Ten years later, in 1995, another Repubblica correspondent felt the sting when Politi did a piece while covering John Paul II’s trip to the Philippines for World Youth Day, which unfolded just as liberal French Bishop Jacques Gaillot was being demoted for holding heterodox views on a whole slew of matters.

Politi contrasted John Paul the “Prophet” in the Third World with John Paul the “Pharaoh” in the First, and, for his trouble, saw a scheduled interview with Vatican Secretary of State Cardinal Angelo Sodano cancelled for a full year. (For the record, Politi did eventually get the interview.)

(As a footnote to all that, twenty years after he was sent into ecclesiastical exile, Gaillot had a warm 45-minute meeting in 2015 with Pope Francis, who welcomed him to his Vatican residence and encouraged Gaillot to continue his advocacy on behalf of migrants and refugees.)

The punitive measures against both del Rio and Politi proved to be boons to their careers, elevating their status in the eyes of both the press and the public and also enhancing their visibility – not to mention marketability.

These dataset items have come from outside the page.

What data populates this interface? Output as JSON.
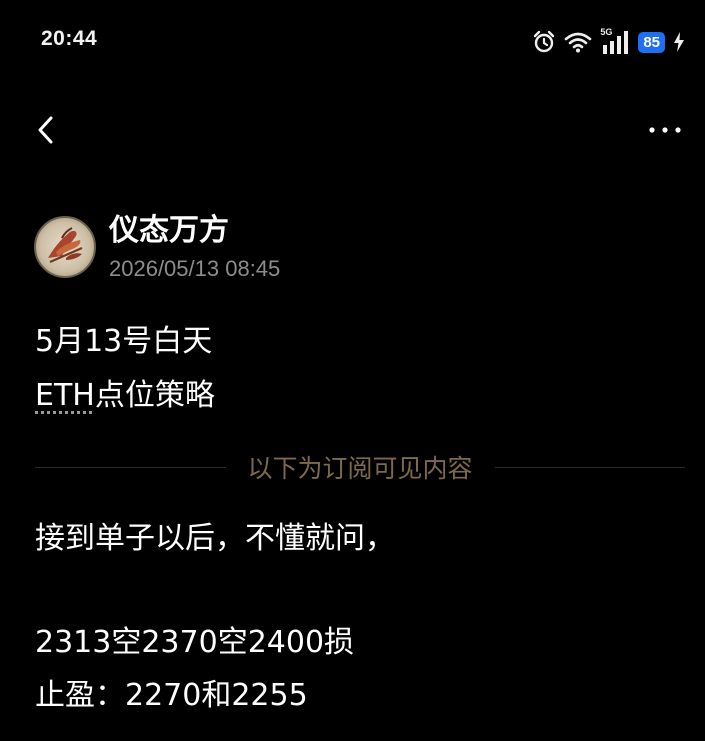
{
  "status_bar": {
    "time": "20:44",
    "network": "5G",
    "battery": "85",
    "icons": [
      "alarm-icon",
      "wifi-icon",
      "signal-icon",
      "battery-icon",
      "charging-icon"
    ]
  },
  "nav": {
    "back_icon": "chevron-left-icon",
    "more_icon": "more-dots-icon"
  },
  "author": {
    "name": "仪态万方",
    "post_time": "2026/05/13 08:45"
  },
  "post": {
    "line1": "5月13号白天",
    "line2_term": "ETH",
    "line2_rest": "点位策略",
    "paywall_label": "以下为订阅可见内容",
    "line3": "接到单子以后，不懂就问，",
    "line4": "2313空2370空2400损",
    "line5": "止盈：2270和2255"
  },
  "colors": {
    "background": "#000000",
    "text": "#ffffff",
    "muted": "#8d8d8d",
    "paywall_gold": "#7d6a4d",
    "battery_blue": "#1f6ff0"
  }
}
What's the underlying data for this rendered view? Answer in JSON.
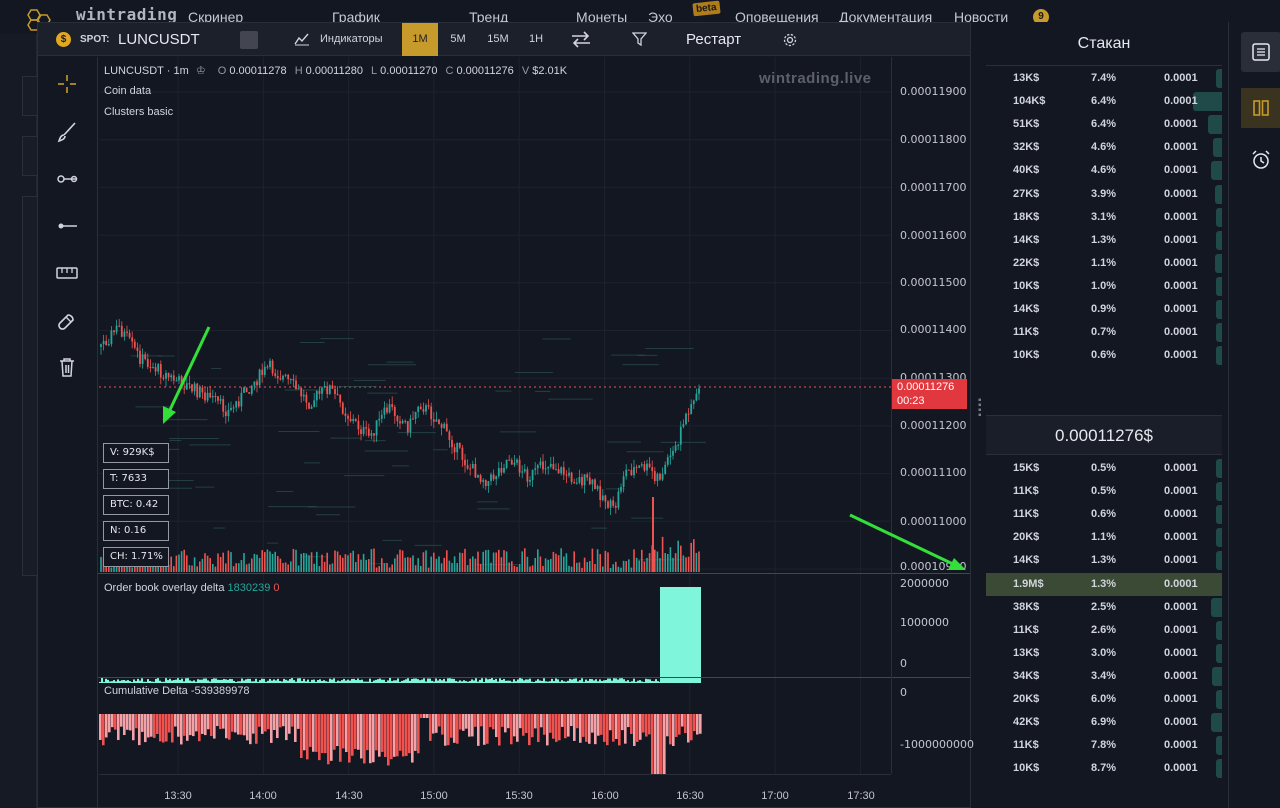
{
  "app": {
    "brand": "wintrading",
    "nav": [
      "Скринер",
      "График",
      "Тренд",
      "Монеты",
      "Эхо",
      "Оповещения",
      "Документация",
      "Новости"
    ],
    "beta_label": "beta",
    "notification_count": "9"
  },
  "toolbar": {
    "market_label": "SPOT:",
    "symbol": "LUNCUSDT",
    "indicators_label": "Индикаторы",
    "timeframes": [
      "1M",
      "5M",
      "15M",
      "1H"
    ],
    "active_timeframe": "1M",
    "restart_label": "Рестарт"
  },
  "chart": {
    "legend_symbol": "LUNCUSDT · 1m",
    "open_label": "O",
    "open": "0.00011278",
    "high_label": "H",
    "high": "0.00011280",
    "low_label": "L",
    "low": "0.00011270",
    "close_label": "C",
    "close": "0.00011276",
    "volume_label": "V",
    "volume": "$2.01K",
    "overlay_1": "Coin data",
    "overlay_2": "Clusters basic",
    "watermark": "wintrading.live",
    "info": [
      "V: 929K$",
      "T: 7633",
      "BTC: 0.42",
      "N: 0.16",
      "CH: 1.71%"
    ],
    "price_tag_value": "0.00011276",
    "price_tag_timer": "00:23",
    "price_axis": [
      "0.00011900",
      "0.00011800",
      "0.00011700",
      "0.00011600",
      "0.00011500",
      "0.00011400",
      "0.00011300",
      "0.00011200",
      "0.00011100",
      "0.00011000",
      "0.00010900"
    ],
    "time_axis": [
      "13:30",
      "14:00",
      "14:30",
      "15:00",
      "15:30",
      "16:00",
      "16:30",
      "17:00",
      "17:30"
    ],
    "obd_label": "Order book overlay delta",
    "obd_value": "1830239",
    "obd_value2": "0",
    "obd_axis": [
      "2000000",
      "1000000",
      "0"
    ],
    "cd_label": "Cumulative Delta",
    "cd_value": "-539389978",
    "cd_axis": [
      "0",
      "-1000000000"
    ],
    "colors": {
      "up": "#26a69a",
      "down": "#ef5350",
      "accent": "#c69a2b",
      "delta": "#7ff5dc"
    }
  },
  "orderbook": {
    "title": "Стакан",
    "asks": [
      {
        "size": "13K$",
        "pct": "7.4%",
        "price": "0.0001",
        "fill": 0.05
      },
      {
        "size": "104K$",
        "pct": "6.4%",
        "price": "0.0001",
        "fill": 0.35
      },
      {
        "size": "51K$",
        "pct": "6.4%",
        "price": "0.0001",
        "fill": 0.17
      },
      {
        "size": "32K$",
        "pct": "4.6%",
        "price": "0.0001",
        "fill": 0.11
      },
      {
        "size": "40K$",
        "pct": "4.6%",
        "price": "0.0001",
        "fill": 0.13
      },
      {
        "size": "27K$",
        "pct": "3.9%",
        "price": "0.0001",
        "fill": 0.09
      },
      {
        "size": "18K$",
        "pct": "3.1%",
        "price": "0.0001",
        "fill": 0.06
      },
      {
        "size": "14K$",
        "pct": "1.3%",
        "price": "0.0001",
        "fill": 0.05
      },
      {
        "size": "22K$",
        "pct": "1.1%",
        "price": "0.0001",
        "fill": 0.08
      },
      {
        "size": "10K$",
        "pct": "1.0%",
        "price": "0.0001",
        "fill": 0.03
      },
      {
        "size": "14K$",
        "pct": "0.9%",
        "price": "0.0001",
        "fill": 0.05
      },
      {
        "size": "11K$",
        "pct": "0.7%",
        "price": "0.0001",
        "fill": 0.04
      },
      {
        "size": "10K$",
        "pct": "0.6%",
        "price": "0.0001",
        "fill": 0.03
      }
    ],
    "mid_price": "0.00011276$",
    "bids": [
      {
        "size": "15K$",
        "pct": "0.5%",
        "price": "0.0001",
        "fill": 0.05
      },
      {
        "size": "11K$",
        "pct": "0.5%",
        "price": "0.0001",
        "fill": 0.04
      },
      {
        "size": "11K$",
        "pct": "0.6%",
        "price": "0.0001",
        "fill": 0.04
      },
      {
        "size": "20K$",
        "pct": "1.1%",
        "price": "0.0001",
        "fill": 0.07
      },
      {
        "size": "14K$",
        "pct": "1.3%",
        "price": "0.0001",
        "fill": 0.05
      },
      {
        "size": "1.9M$",
        "pct": "1.3%",
        "price": "0.0001",
        "fill": 1.0,
        "highlight": true
      },
      {
        "size": "38K$",
        "pct": "2.5%",
        "price": "0.0001",
        "fill": 0.13
      },
      {
        "size": "11K$",
        "pct": "2.6%",
        "price": "0.0001",
        "fill": 0.04
      },
      {
        "size": "13K$",
        "pct": "3.0%",
        "price": "0.0001",
        "fill": 0.05
      },
      {
        "size": "34K$",
        "pct": "3.4%",
        "price": "0.0001",
        "fill": 0.12
      },
      {
        "size": "20K$",
        "pct": "6.0%",
        "price": "0.0001",
        "fill": 0.07
      },
      {
        "size": "42K$",
        "pct": "6.9%",
        "price": "0.0001",
        "fill": 0.14
      },
      {
        "size": "11K$",
        "pct": "7.8%",
        "price": "0.0001",
        "fill": 0.04
      },
      {
        "size": "10K$",
        "pct": "8.7%",
        "price": "0.0001",
        "fill": 0.03
      }
    ]
  }
}
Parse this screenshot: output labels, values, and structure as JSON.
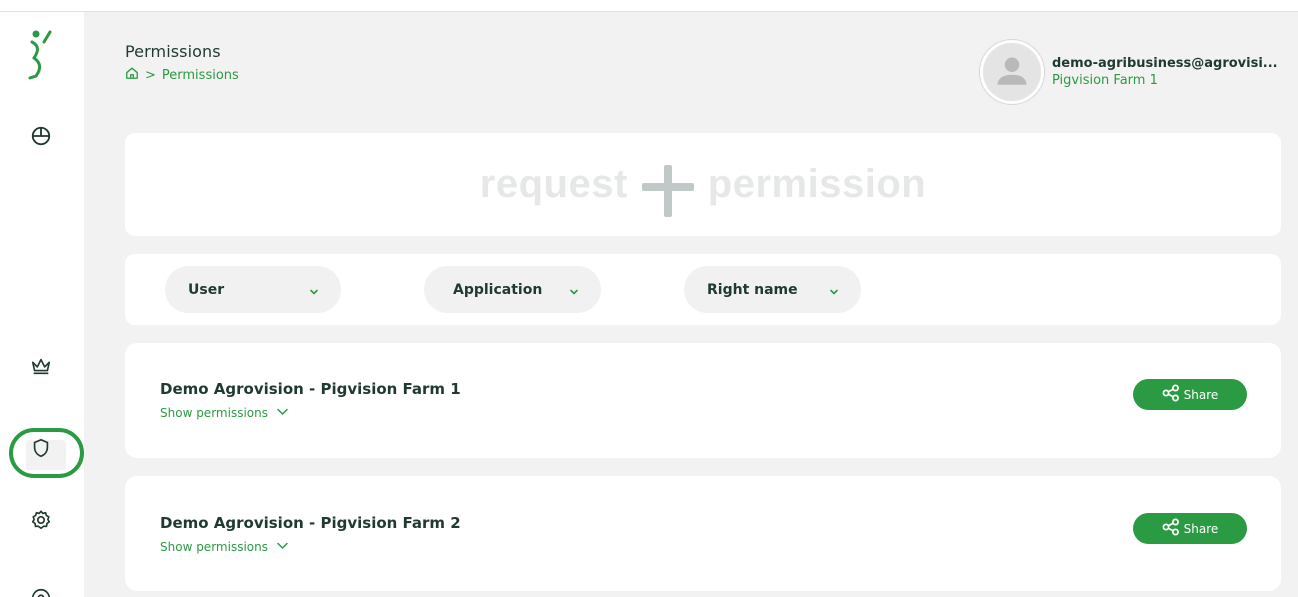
{
  "page": {
    "title": "Permissions",
    "breadcrumb": {
      "current": "Permissions",
      "separator": ">"
    }
  },
  "user": {
    "email": "demo-agribusiness@agrovisi...",
    "farm": "Pigvision Farm 1"
  },
  "sidebar": {
    "items": [
      {
        "name": "logo",
        "icon": "runner-logo-icon"
      },
      {
        "name": "dashboard",
        "icon": "pie-chart-icon"
      },
      {
        "name": "subscription",
        "icon": "crown-icon"
      },
      {
        "name": "permissions",
        "icon": "shield-icon",
        "active": true
      },
      {
        "name": "settings",
        "icon": "gear-icon"
      },
      {
        "name": "help",
        "icon": "help-circle-icon"
      }
    ]
  },
  "request": {
    "left": "request",
    "right": "permission"
  },
  "filters": [
    {
      "label": "User"
    },
    {
      "label": "Application"
    },
    {
      "label": "Right name"
    }
  ],
  "farms": [
    {
      "name": "Demo Agrovision - Pigvision Farm 1",
      "show_label": "Show permissions",
      "share_label": "Share"
    },
    {
      "name": "Demo Agrovision - Pigvision Farm 2",
      "show_label": "Show permissions",
      "share_label": "Share"
    }
  ],
  "colors": {
    "accent": "#2a9b43",
    "text_dark": "#1f3a2e",
    "background": "#f2f2f2",
    "card": "#ffffff"
  }
}
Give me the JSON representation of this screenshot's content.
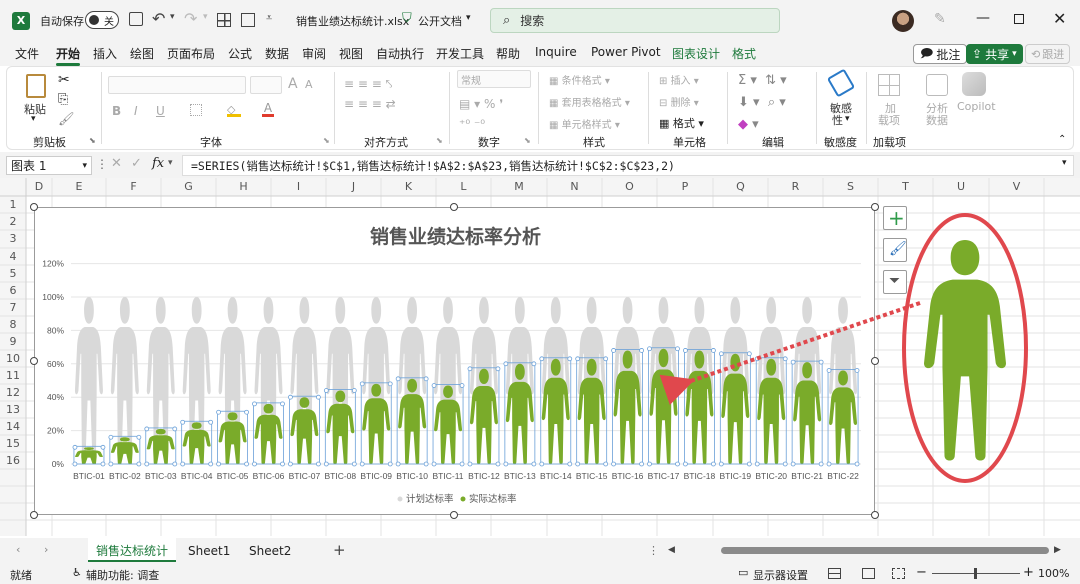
{
  "titlebar": {
    "autosave_label": "自动保存",
    "autosave_state": "关",
    "filename": "销售业绩达标统计.xlsx",
    "doc_state": "公开文档",
    "search_placeholder": "搜索"
  },
  "menu": {
    "tabs": [
      "文件",
      "开始",
      "插入",
      "绘图",
      "页面布局",
      "公式",
      "数据",
      "审阅",
      "视图",
      "自动执行",
      "开发工具",
      "帮助",
      "Inquire",
      "Power Pivot",
      "图表设计",
      "格式"
    ],
    "comment": "批注",
    "share": "共享",
    "catchup": "跟进"
  },
  "ribbon": {
    "clipboard": {
      "paste": "粘贴",
      "group": "剪贴板"
    },
    "font": {
      "bold": "B",
      "italic": "I",
      "underline": "U",
      "group": "字体",
      "grow": "A",
      "shrink": "A"
    },
    "align": {
      "group": "对齐方式"
    },
    "number": {
      "format": "常规",
      "group": "数字"
    },
    "styles": {
      "cond": "条件格式",
      "table": "套用表格格式",
      "cell": "单元格样式",
      "group": "样式"
    },
    "cells": {
      "insert": "插入",
      "delete": "删除",
      "format": "格式",
      "group": "单元格"
    },
    "edit": {
      "group": "编辑"
    },
    "sens": {
      "label1": "敏感",
      "label2": "性",
      "group": "敏感度"
    },
    "addins": {
      "label1": "加",
      "label2": "载项",
      "group": "加载项"
    },
    "analysis": {
      "label1": "分析",
      "label2": "数据"
    },
    "copilot": {
      "label": "Copilot"
    }
  },
  "formulabar": {
    "namebox": "图表 1",
    "fx": "fx",
    "formula": "=SERIES(销售达标统计!$C$1,销售达标统计!$A$2:$A$23,销售达标统计!$C$2:$C$23,2)"
  },
  "columns": [
    "D",
    "E",
    "F",
    "G",
    "H",
    "I",
    "J",
    "K",
    "L",
    "M",
    "N",
    "O",
    "P",
    "Q",
    "R",
    "S",
    "T",
    "U",
    "V"
  ],
  "rows": [
    "1",
    "2",
    "3",
    "4",
    "5",
    "6",
    "7",
    "8",
    "9",
    "10",
    "11",
    "12",
    "13",
    "14",
    "15",
    "16"
  ],
  "chart_data": {
    "type": "bar",
    "title": "销售业绩达标率分析",
    "categories": [
      "BTIC-01",
      "BTIC-02",
      "BTIC-03",
      "BTIC-04",
      "BTIC-05",
      "BTIC-06",
      "BTIC-07",
      "BTIC-08",
      "BTIC-09",
      "BTIC-10",
      "BTIC-11",
      "BTIC-12",
      "BTIC-13",
      "BTIC-14",
      "BTIC-15",
      "BTIC-16",
      "BTIC-17",
      "BTIC-18",
      "BTIC-19",
      "BTIC-20",
      "BTIC-21",
      "BTIC-22"
    ],
    "series": [
      {
        "name": "计划达标率",
        "values": [
          1,
          1,
          1,
          1,
          1,
          1,
          1,
          1,
          1,
          1,
          1,
          1,
          1,
          1,
          1,
          1,
          1,
          1,
          1,
          1,
          1,
          1
        ],
        "color": "#d9d9d9"
      },
      {
        "name": "实际达标率",
        "values": [
          0.1,
          0.16,
          0.21,
          0.25,
          0.31,
          0.36,
          0.4,
          0.44,
          0.48,
          0.51,
          0.47,
          0.57,
          0.6,
          0.63,
          0.63,
          0.68,
          0.69,
          0.68,
          0.66,
          0.63,
          0.61,
          0.56
        ],
        "color": "#7aab2a"
      }
    ],
    "yticks": [
      "0%",
      "20%",
      "40%",
      "60%",
      "80%",
      "100%",
      "120%"
    ],
    "ylim": [
      0,
      1.2
    ],
    "legend_position": "bottom"
  },
  "sheets": {
    "tabs": [
      "销售达标统计",
      "Sheet1",
      "Sheet2"
    ],
    "add": "+"
  },
  "status": {
    "ready": "就绪",
    "accessibility": "辅助功能: 调查",
    "display": "显示器设置",
    "zoom": "100%"
  }
}
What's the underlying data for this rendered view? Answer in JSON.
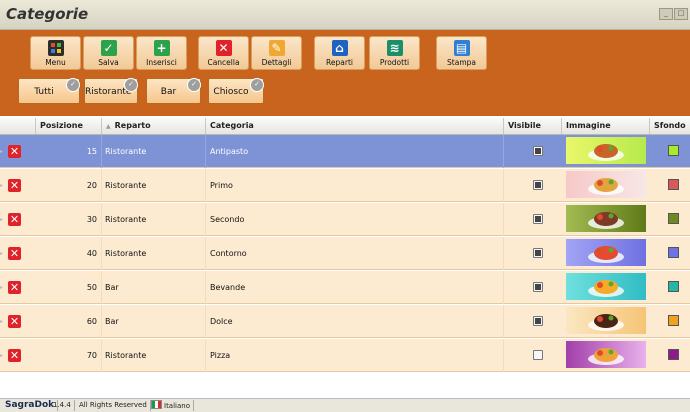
{
  "window": {
    "title": "Categorie"
  },
  "toolbar": [
    {
      "label": "Menu",
      "icon": "grid-icon",
      "color": "#2d2d2d"
    },
    {
      "label": "Salva",
      "icon": "check-icon",
      "color": "#2ca24a"
    },
    {
      "label": "Inserisci",
      "icon": "plus-icon",
      "color": "#2ca24a"
    },
    {
      "label": "Cancella",
      "icon": "close-icon",
      "color": "#e0232a"
    },
    {
      "label": "Dettagli",
      "icon": "edit-icon",
      "color": "#f0a833"
    },
    {
      "label": "Reparti",
      "icon": "store-icon",
      "color": "#1f63c2"
    },
    {
      "label": "Prodotti",
      "icon": "bread-icon",
      "color": "#1a8f6a"
    },
    {
      "label": "Stampa",
      "icon": "printer-icon",
      "color": "#2f7fd4"
    }
  ],
  "filters": [
    "Tutti",
    "Ristorante",
    "Bar",
    "Chiosco"
  ],
  "columns": [
    "Posizione",
    "Reparto",
    "Categoria",
    "Visibile",
    "Immagine",
    "Sfondo"
  ],
  "rows": [
    {
      "posizione": "15",
      "reparto": "Ristorante",
      "categoria": "Antipasto",
      "visibile": true,
      "sfondo": "#a6ec2d",
      "img_bg": [
        "#eaf76a",
        "#b6ea4c"
      ],
      "food": "#c7642a",
      "selected": true
    },
    {
      "posizione": "20",
      "reparto": "Ristorante",
      "categoria": "Primo",
      "visibile": true,
      "sfondo": "#d9585a",
      "img_bg": [
        "#f6c9c8",
        "#f7e7e6"
      ],
      "food": "#e2a43f",
      "selected": false
    },
    {
      "posizione": "30",
      "reparto": "Ristorante",
      "categoria": "Secondo",
      "visibile": true,
      "sfondo": "#6e8a1f",
      "img_bg": [
        "#a3bb52",
        "#5f7a19"
      ],
      "food": "#7d3b27",
      "selected": false
    },
    {
      "posizione": "40",
      "reparto": "Ristorante",
      "categoria": "Contorno",
      "visibile": true,
      "sfondo": "#6f72e6",
      "img_bg": [
        "#a2a4f5",
        "#6f71e1"
      ],
      "food": "#e34c30",
      "selected": false
    },
    {
      "posizione": "50",
      "reparto": "Bar",
      "categoria": "Bevande",
      "visibile": true,
      "sfondo": "#27b7a6",
      "img_bg": [
        "#6fe0dd",
        "#31bcc4"
      ],
      "food": "#f7a928",
      "selected": false
    },
    {
      "posizione": "60",
      "reparto": "Bar",
      "categoria": "Dolce",
      "visibile": true,
      "sfondo": "#f0a21e",
      "img_bg": [
        "#fbe7c2",
        "#f5c576"
      ],
      "food": "#4a2414",
      "selected": false
    },
    {
      "posizione": "70",
      "reparto": "Ristorante",
      "categoria": "Pizza",
      "visibile": false,
      "sfondo": "#8e1a8e",
      "img_bg": [
        "#a23fa9",
        "#e9b1ec"
      ],
      "food": "#f0a23a",
      "selected": false
    }
  ],
  "status": {
    "app": "SagraDok",
    "version": "1.4.4",
    "rights": "All Rights Reserved",
    "language": "Italiano"
  }
}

Magister was already well established, but it’s fair to say that among his fairly conservative and somewhat anti-Francis readership, the affair didn’t exactly hurt his standing.

Almost certainly, the same thing will happen to Acosta. Thoughts of the book deal alone he’s likely to get out of this are enough to make most journalists turn green with envy.

Perhaps the lesson, therefore, is the following: Whether it’s the Vatican or the White House, if you’re mad at a reporter, the last thing you want to do is impose formal discipline – you may think you’re making a point, but in reality you’re only doing him or her a favor.